Shortly after the beginning of fall, the yoga community was abuzz when the news broke that YogaGlo filed a patent application for “their” specific method of filming online yoga classes. The exact method is laid out in the the application:
The system and method place the instructor at the head of the classroom with live-participants arranged between the instructor and the camera with a direct line of sight between the camera and the instructor allowing for the viewer participant to have unobstructed views while simultaneously allowing for the viewer participant to have live participants in the periphery, as if the viewer was attending a live class.

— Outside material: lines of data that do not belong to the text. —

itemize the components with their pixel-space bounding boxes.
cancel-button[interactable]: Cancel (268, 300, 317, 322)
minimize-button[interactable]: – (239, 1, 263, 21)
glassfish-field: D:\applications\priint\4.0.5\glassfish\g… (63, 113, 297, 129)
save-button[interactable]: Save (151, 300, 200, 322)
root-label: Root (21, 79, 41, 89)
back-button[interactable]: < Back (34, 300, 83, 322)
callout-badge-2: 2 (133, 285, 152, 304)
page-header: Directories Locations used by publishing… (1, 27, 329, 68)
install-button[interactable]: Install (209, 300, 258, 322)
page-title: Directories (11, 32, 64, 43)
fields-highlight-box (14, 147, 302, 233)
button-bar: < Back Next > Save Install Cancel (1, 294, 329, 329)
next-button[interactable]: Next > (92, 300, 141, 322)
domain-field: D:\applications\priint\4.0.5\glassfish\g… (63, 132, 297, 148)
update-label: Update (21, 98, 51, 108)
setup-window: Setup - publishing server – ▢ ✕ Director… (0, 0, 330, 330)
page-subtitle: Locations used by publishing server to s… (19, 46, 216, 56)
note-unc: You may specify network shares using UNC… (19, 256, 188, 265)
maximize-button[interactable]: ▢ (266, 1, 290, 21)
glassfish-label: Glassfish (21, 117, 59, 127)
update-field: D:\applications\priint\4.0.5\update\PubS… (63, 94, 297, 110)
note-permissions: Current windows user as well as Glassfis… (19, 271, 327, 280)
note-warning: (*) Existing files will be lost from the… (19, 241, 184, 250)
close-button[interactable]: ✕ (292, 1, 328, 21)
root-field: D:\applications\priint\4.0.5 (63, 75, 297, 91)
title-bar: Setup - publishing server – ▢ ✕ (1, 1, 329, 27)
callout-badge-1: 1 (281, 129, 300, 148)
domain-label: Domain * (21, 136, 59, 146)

In addition to filing for the patent, several sites that feature online yoga videos including Yoga International were issued cease-and-desist letters instructing them to remove their videos, lest they infringe on YogaGlo’s method. Word of YogaGlo’s actions quickly spread throughout the yoga community, and Yoga Alliance took a rather unprecedented move of weighing in on the controversy and setting up an online petition urging Yogaglo to withdraw its application. Over 14,000 signatures were collected. However, like a lot of things both inside and outside the yoga community, the controversy was soon forgotten by many…until now. So, what does Yogaglo’s victory mean for the future of online yoga classes? Simply put, no one really knows. Like many things, the devil is in the details. Originally, YogaGlo’s initial patent was rejected. It wasn’t until they added:
That the camera used to record the video must “provide a participatory view [which means ‘a view observed by a participant in the rear of the class,’ according to YogaGlo] from a height of about three feet
that the patent was granted. While some lawyers and legal scholars wonder if this patent would hold up in a court of law,
Yoga Alliance CEO Richard Karpel, who also holds a law degree, says that yoga teachers who video their classes for use online should be worried.
He adds that if indeed the patent is enforceable then yoga teachers may have to consult a lawyer to make sure they are not violating YogaGlo’s patent. If this sounds a tad sad, then you are not alone. In theory, I have no problems with patents even when it comes to yoga. If you come up with a specific, unique method, then why not legally own it? As an instructor, I understand all too well that the troubles that the vast majority of studios and instructors face just trying to earn a living and cover expenses. In their defense, YogaGlo issued a statement defending its actions, pointing out that they had not sued anyone and were not “trying to patent how classes were taught or how a teacher might film instruction in their own studio or how one might wish to film a DVD.” Rather, the claim the patent deals “very specifically with online streaming yoga classes and…with only one of many possible ways to film an online streaming yoga class.” Fair enough. However, there is a bigger question of why anyone should own any specific way to film a class. As Karpel said back in September, the idea of YogaGlo or anyone “owning” the rights to video online yoga classes in any manner just seems wrong. As Karpel says, “Even if YogaGlo was the first to come up with this idea—and there are people who contest that—but even if they were, it’s not the kind of idea that deserves legal protection.” It appears that rather than ending the controversy, issuing the patent could just be the start of a lengthy and costly legal and philosophical debate over who owns the right to film a yoga class and what if any parts of the practice of yoga are up for ownership to begin with. No matter what side of the debate one falls on, it will be interesting to see how this all plays out. One thing that is for sure is that the battle over intellectual property is not the first thing that most of us think of when it comes to yoga or the yogic path. Whoever ends up “winning” or “losing” may want to ask themselves: What Would Pantanjali Do?